Tuesday, February 08, 2005
I bring to you today no witty post or horrifying pictures of Shaun, but instead this special Daily Deco breaking news story.

TELUS BUYS LOWER MAINLAND, RENAMES FUCKING EVERYTHING

THE TELUSPHERE
click on picture for larger version

Area now consists of TELUSCouver, TELUSurrey, TELUrnaby
BY CARLTON FORMAN

In yet another horrifying display of corporate infection, communications supercompany/Whore of Satan TELUS has agreed to "sponsor" the entire B.C. lower mainland, with the condition that everything bear its disgusting name.

This marks the 94rd such "sponsorship" by the crazed corporation since October 2004, when TELUS financed and renamed Science World into the wretched "TELUSphere." Since then, we have witnessed the birth of the TELUSucky Cheese, The Vancouver TELUSanucks, and most recently, the TELUSuper Bowl.

Enraged lower mainland residents said they are not really surprised. TELUSPenticton construction worker Gary Melange said that things haven't been the same since the creation of the horrible TELUSphere. Following the renaming, the various scientific displays and dinosaur models were removed and replaced with internet demographic charts, cellular phone models and video collections of every single annoying dancing-animal commercial TELUS has ever aired.

At the time of the announcement, then-Science World CEO Bill Bullis said that the deal would be beneficial for both Science World and TELUS.

"By selling out, we have ensured the financial survival of the facility, although with the unfortunate side effect of completely alienating our customers," said Bullis.

"But no matter! We will be here for at least the next 15 years, and this deal with our friends at TELUS ensures that they will be right there with us, continuing to fuck us up the ass!"

Bullis committed suicide four days later.

"The thing used to be so nice, so full of memories," said Melange, referring to the TELUSphere's previous dignified glass, silver and metal appearance. "But now it's just a giant fucking billboard for TELUS and their latest cell phone, internet connection, or stupid dancing animals."

TELUS declined to respond to Melange's comments, instead buying his house and children and shipping them off to Brazil.

"I don't see why everyone hates TELUS so much," said Brent Learing, rubbing the labels on his brand new TELUS sweater. "I mean, they have good music in their commercials. And...cute things.

"In fact, I just signed up for their All-new-hot-bonus-cool-super-saver Long-distance Plan! Now I can talk once a day and it only costs me a litre of blood per minute! Thanks Telus!"
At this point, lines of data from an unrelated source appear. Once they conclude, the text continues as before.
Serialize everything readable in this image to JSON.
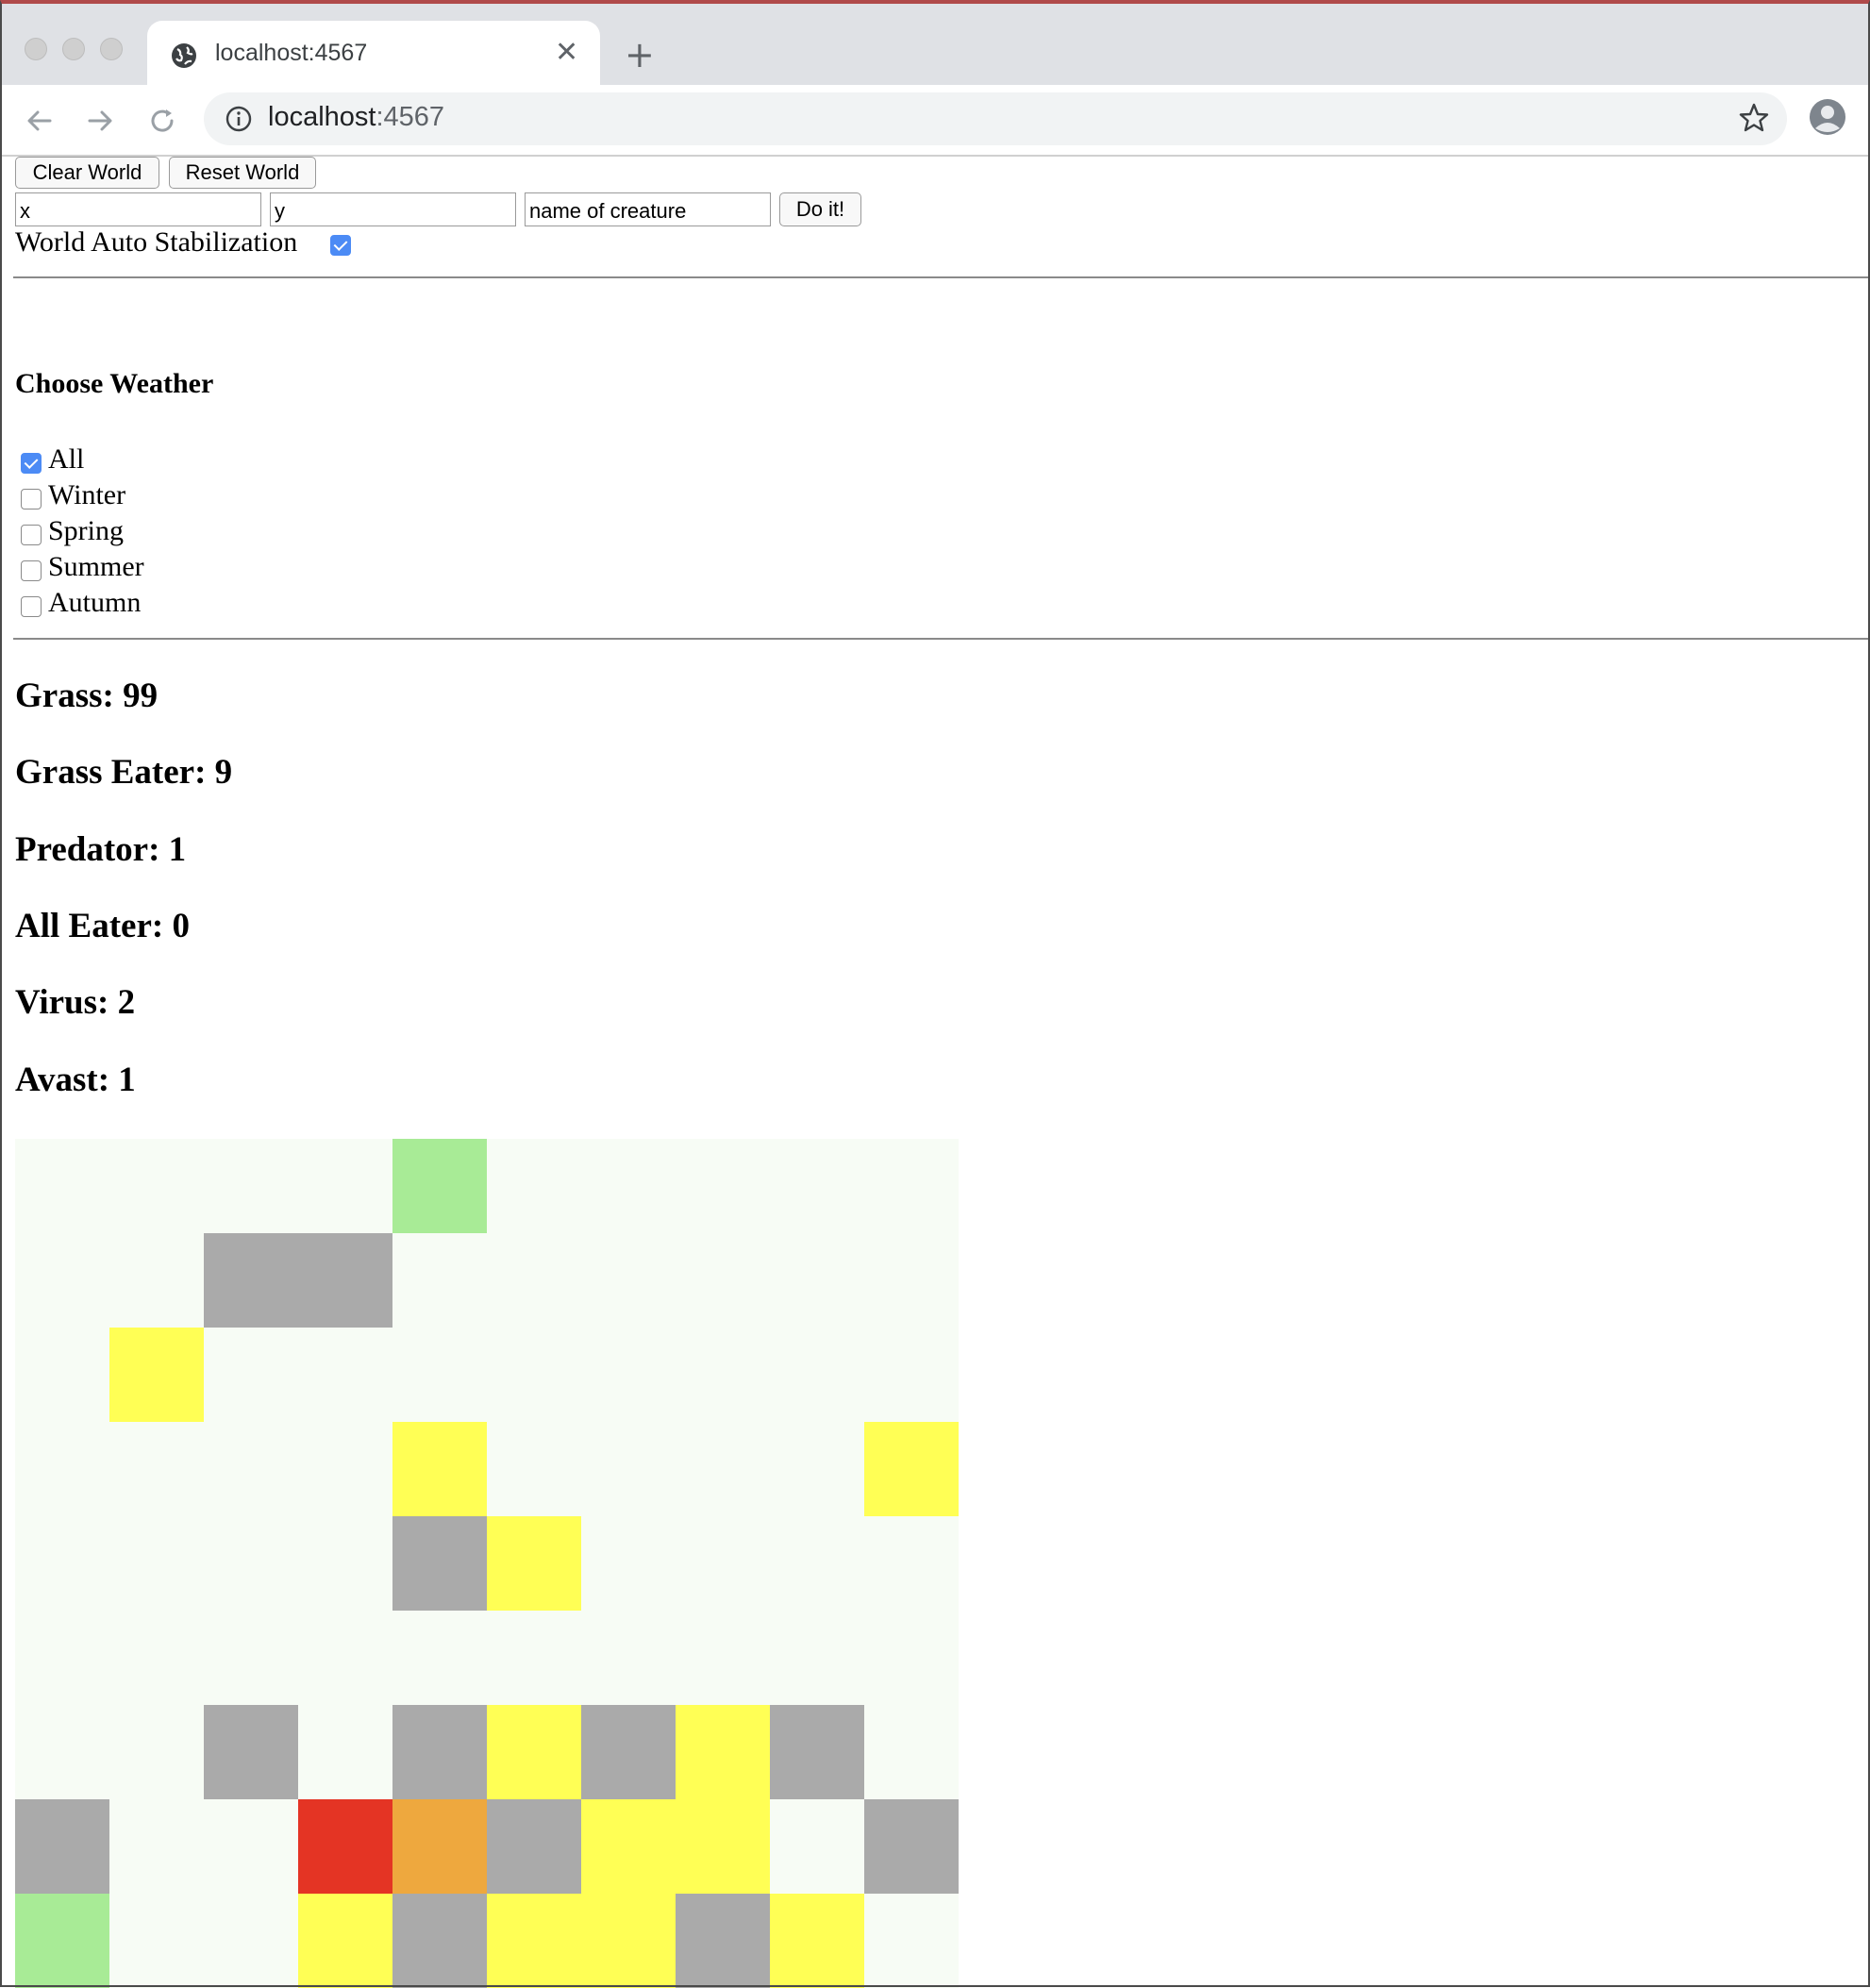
{
  "browser": {
    "tab_title": "localhost:4567",
    "new_tab_label": "+",
    "url_host": "localhost",
    "url_port": ":4567"
  },
  "controls": {
    "clear_label": "Clear World",
    "reset_label": "Reset World",
    "x_value": "x",
    "y_value": "y",
    "creature_value": "name of creature",
    "do_label": "Do it!",
    "stabilization_label": "World Auto Stabilization",
    "stabilization_checked": true
  },
  "weather": {
    "heading": "Choose Weather",
    "options": [
      {
        "label": "All",
        "checked": true
      },
      {
        "label": "Winter",
        "checked": false
      },
      {
        "label": "Spring",
        "checked": false
      },
      {
        "label": "Summer",
        "checked": false
      },
      {
        "label": "Autumn",
        "checked": false
      }
    ]
  },
  "stats": [
    {
      "text": "Grass: 99"
    },
    {
      "text": "Grass Eater: 9"
    },
    {
      "text": "Predator: 1"
    },
    {
      "text": "All Eater: 0"
    },
    {
      "text": "Virus: 2"
    },
    {
      "text": "Avast: 1"
    }
  ],
  "colors": {
    "empty": "#f7fcf5",
    "G": "#a8eb96",
    "E": "#aaaaaa",
    "Y": "#ffff55",
    "R": "#e43424",
    "O": "#eea83e",
    "checkbox_on": "#4c8bf5"
  },
  "world": {
    "rows": [
      "....G.....",
      "..EE......",
      ".Y........",
      "....Y....Y",
      "....EY....",
      "..........",
      "..E.EYEYE.",
      "E..ROEYY.E",
      "G..YEYYEY.",
      "..........",
      ".........."
    ]
  }
}
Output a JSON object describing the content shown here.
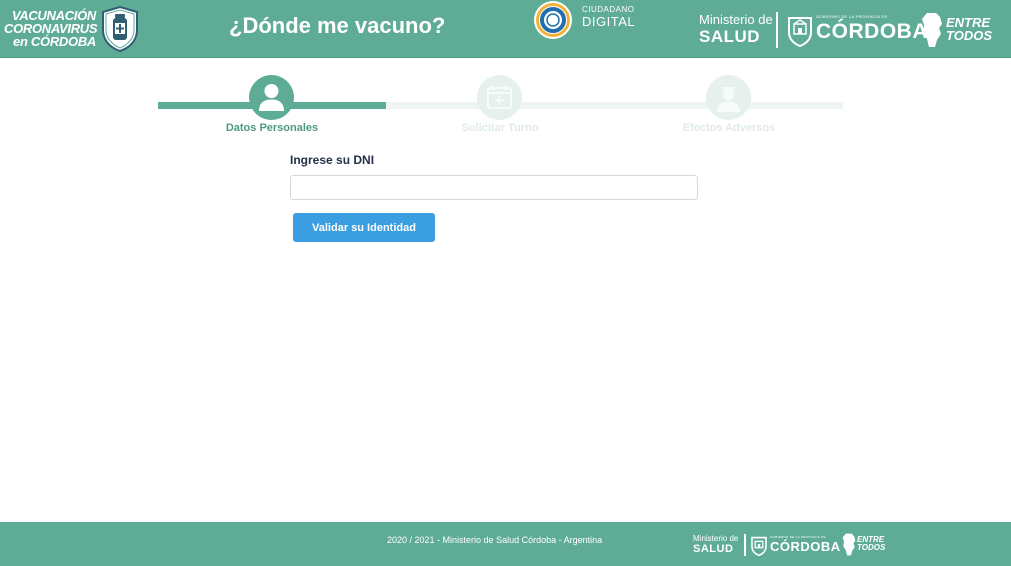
{
  "header": {
    "vacunacion_logo": {
      "line1": "VACUNACIÓN",
      "line2": "CORONAVIRUS",
      "line3": "en CÓRDOBA"
    },
    "title": "¿Dónde me vacuno?",
    "ciudadano_digital": {
      "line1": "CIUDADANO",
      "line2": "DIGITAL"
    },
    "ministerio": {
      "line1": "Ministerio de",
      "line2": "SALUD"
    },
    "cordoba": {
      "gobierno": "GOBIERNO DE LA PROVINCIA DE",
      "name": "CÓRDOBA"
    },
    "entre_todos": {
      "line1": "ENTRE",
      "line2": "TODOS"
    }
  },
  "stepper": {
    "steps": [
      {
        "label": "Datos Personales",
        "icon": "person-icon",
        "state": "active"
      },
      {
        "label": "Solicitar Turno",
        "icon": "calendar-icon",
        "state": "inactive"
      },
      {
        "label": "Efectos Adversos",
        "icon": "nurse-icon",
        "state": "inactive"
      }
    ],
    "progress_fraction": 0.333
  },
  "form": {
    "dni_label": "Ingrese su DNI",
    "dni_value": "",
    "dni_placeholder": "",
    "submit_label": "Validar su Identidad"
  },
  "footer": {
    "copyright": "2020 / 2021 - Ministerio de Salud Córdoba - Argentina",
    "ministerio": {
      "line1": "Ministerio de",
      "line2": "SALUD"
    },
    "cordoba": {
      "gobierno": "GOBIERNO DE LA PROVINCIA DE",
      "name": "CÓRDOBA"
    },
    "entre_todos": {
      "line1": "ENTRE",
      "line2": "TODOS"
    }
  },
  "colors": {
    "brand_green": "#5fac96",
    "button_blue": "#3a9ee0",
    "label_navy": "#243048"
  }
}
TELUSLangley resident Geoff Mucholz recalled a time when TELUS didn't control everything. "There were those other companies, some for internet, some for phones...Shaw, Rogers, Fido...they all kept The Big Green Monster in check," said the 31-year-old, who, like 99 per cent of the rest of the population, works at one of the many TELUS sweatshops.

"It's too bad they were all forced to quit after T-DAY, when TELUS bought 100% of the province's electricity and energy rights."

Since then, there have been approximately 15,284 major power shortages that occurred suddenly and without warning, with the only explanation by TELUS being a pre-recorded phone message saying "Your call is important to us. Please stay on the line, and the next available representative will be with you shortly."

Although furious, lower mainland residents are for the most part afraid to speak out against their tyrannical internet overlords. "More than anything else, the TELUSphere was the start...the start of the TELUSfear," said Mucholz. He added that people "probably should have seen it coming" when TELUS changed their slogan from "The future is friendly" to "The future is TELUS!!"